Os séculos XVII e XVIII

No Ocidente, a arte de fazer arranjos florais foi pela primeira vez registada no século XVII, quando os Holandeses, nomeadamente, pintaram magníficos e informais arranjos de flores, folhagens, frutos e vegetais. Tais efeitos podem ser hoje recriados, utilizando uma grande mistura de flores de cores e perfumes variados, combinadas com belos frutos, tais como ananases, romãs, amoras e maçãs silvestres, e vegetais com formas interessantes, como a couve, o repolho, os feijões ou as malaguetas.

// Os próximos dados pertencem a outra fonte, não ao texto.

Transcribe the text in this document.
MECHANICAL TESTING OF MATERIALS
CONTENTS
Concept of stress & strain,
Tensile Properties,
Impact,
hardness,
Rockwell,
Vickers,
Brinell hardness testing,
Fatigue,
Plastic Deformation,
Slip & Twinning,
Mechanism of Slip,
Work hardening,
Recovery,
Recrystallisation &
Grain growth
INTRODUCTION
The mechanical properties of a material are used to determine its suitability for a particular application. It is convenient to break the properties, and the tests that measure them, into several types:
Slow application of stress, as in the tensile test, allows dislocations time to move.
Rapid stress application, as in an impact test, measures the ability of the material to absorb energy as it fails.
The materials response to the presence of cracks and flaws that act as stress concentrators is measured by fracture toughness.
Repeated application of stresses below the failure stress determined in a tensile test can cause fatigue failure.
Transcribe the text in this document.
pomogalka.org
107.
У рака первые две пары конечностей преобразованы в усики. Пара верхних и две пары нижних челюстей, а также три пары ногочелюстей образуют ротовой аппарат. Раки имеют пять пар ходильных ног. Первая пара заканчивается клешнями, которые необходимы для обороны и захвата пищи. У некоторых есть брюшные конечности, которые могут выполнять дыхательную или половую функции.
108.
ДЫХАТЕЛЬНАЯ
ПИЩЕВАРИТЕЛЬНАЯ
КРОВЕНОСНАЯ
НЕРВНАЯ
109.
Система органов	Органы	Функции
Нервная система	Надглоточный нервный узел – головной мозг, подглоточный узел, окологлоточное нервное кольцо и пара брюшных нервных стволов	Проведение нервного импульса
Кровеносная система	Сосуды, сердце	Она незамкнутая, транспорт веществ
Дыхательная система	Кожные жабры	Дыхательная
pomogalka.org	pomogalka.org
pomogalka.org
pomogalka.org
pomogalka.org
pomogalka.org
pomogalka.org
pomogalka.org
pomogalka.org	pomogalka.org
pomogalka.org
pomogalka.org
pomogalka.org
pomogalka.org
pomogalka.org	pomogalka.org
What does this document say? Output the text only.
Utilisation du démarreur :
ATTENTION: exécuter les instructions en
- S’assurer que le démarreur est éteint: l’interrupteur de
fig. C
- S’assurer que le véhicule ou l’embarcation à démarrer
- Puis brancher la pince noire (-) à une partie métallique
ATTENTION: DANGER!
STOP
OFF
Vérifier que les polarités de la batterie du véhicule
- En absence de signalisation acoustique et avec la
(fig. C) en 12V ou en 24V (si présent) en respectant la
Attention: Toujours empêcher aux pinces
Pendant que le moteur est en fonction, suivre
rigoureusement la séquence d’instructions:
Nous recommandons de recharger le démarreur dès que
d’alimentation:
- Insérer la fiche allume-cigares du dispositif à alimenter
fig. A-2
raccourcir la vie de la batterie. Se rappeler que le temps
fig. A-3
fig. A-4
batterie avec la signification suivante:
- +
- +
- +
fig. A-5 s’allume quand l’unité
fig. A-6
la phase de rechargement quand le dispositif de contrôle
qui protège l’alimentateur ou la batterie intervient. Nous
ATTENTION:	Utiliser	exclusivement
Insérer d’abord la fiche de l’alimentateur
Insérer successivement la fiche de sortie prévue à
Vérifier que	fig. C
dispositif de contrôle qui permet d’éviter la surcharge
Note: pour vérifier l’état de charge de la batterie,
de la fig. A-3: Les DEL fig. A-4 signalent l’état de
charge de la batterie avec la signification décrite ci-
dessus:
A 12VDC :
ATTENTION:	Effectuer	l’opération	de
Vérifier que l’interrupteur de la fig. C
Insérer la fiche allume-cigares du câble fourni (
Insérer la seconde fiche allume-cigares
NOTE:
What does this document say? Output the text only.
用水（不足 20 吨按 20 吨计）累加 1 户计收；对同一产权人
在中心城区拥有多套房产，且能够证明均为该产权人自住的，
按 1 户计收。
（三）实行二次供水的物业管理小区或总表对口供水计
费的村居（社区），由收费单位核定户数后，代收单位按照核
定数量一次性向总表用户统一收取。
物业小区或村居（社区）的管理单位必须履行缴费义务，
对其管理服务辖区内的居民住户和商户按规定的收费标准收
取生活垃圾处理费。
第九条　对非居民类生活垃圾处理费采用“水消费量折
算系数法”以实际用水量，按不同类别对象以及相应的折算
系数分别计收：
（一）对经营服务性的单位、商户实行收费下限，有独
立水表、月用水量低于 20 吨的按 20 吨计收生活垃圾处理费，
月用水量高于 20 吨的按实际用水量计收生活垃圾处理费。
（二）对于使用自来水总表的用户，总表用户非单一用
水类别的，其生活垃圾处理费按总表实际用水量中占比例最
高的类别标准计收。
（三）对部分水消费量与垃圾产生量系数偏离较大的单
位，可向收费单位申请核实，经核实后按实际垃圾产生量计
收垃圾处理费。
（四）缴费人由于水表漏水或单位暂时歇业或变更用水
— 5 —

No século XVIII, muitas olarias produziram vasos para flores, bem como loiça de mesa. Durante este período, os fabricantes de recipientes para flores mais conhecidos são Wedgwood e Sèvres. Os arranjos costumavam ser utilizados para decorar as casas de famílias abastadas e da aristocracia. Os vasos de flores assentavam sobre os recém-introduzidos consolos de lareira e, no Verão, colocava-se um vaso de flores dentro da lareira, sobre a fornalha. Os arranjos eram também dispostos sobre mesas, no centro das salas.

Na Grã-Bretanha, as flores mais populares no Verão eram a rosa, o cravo, os lírios, as peónias, os delfínios, os acónitos e a malva-da-índia. Embora nesta altura o crisântemo tivesse sido trazido da China para o Ocidente, só um século mais tarde é que se tornou numa flor apreciada e foi utilizado para decorar a casa em todos os tipos de arranjos florais.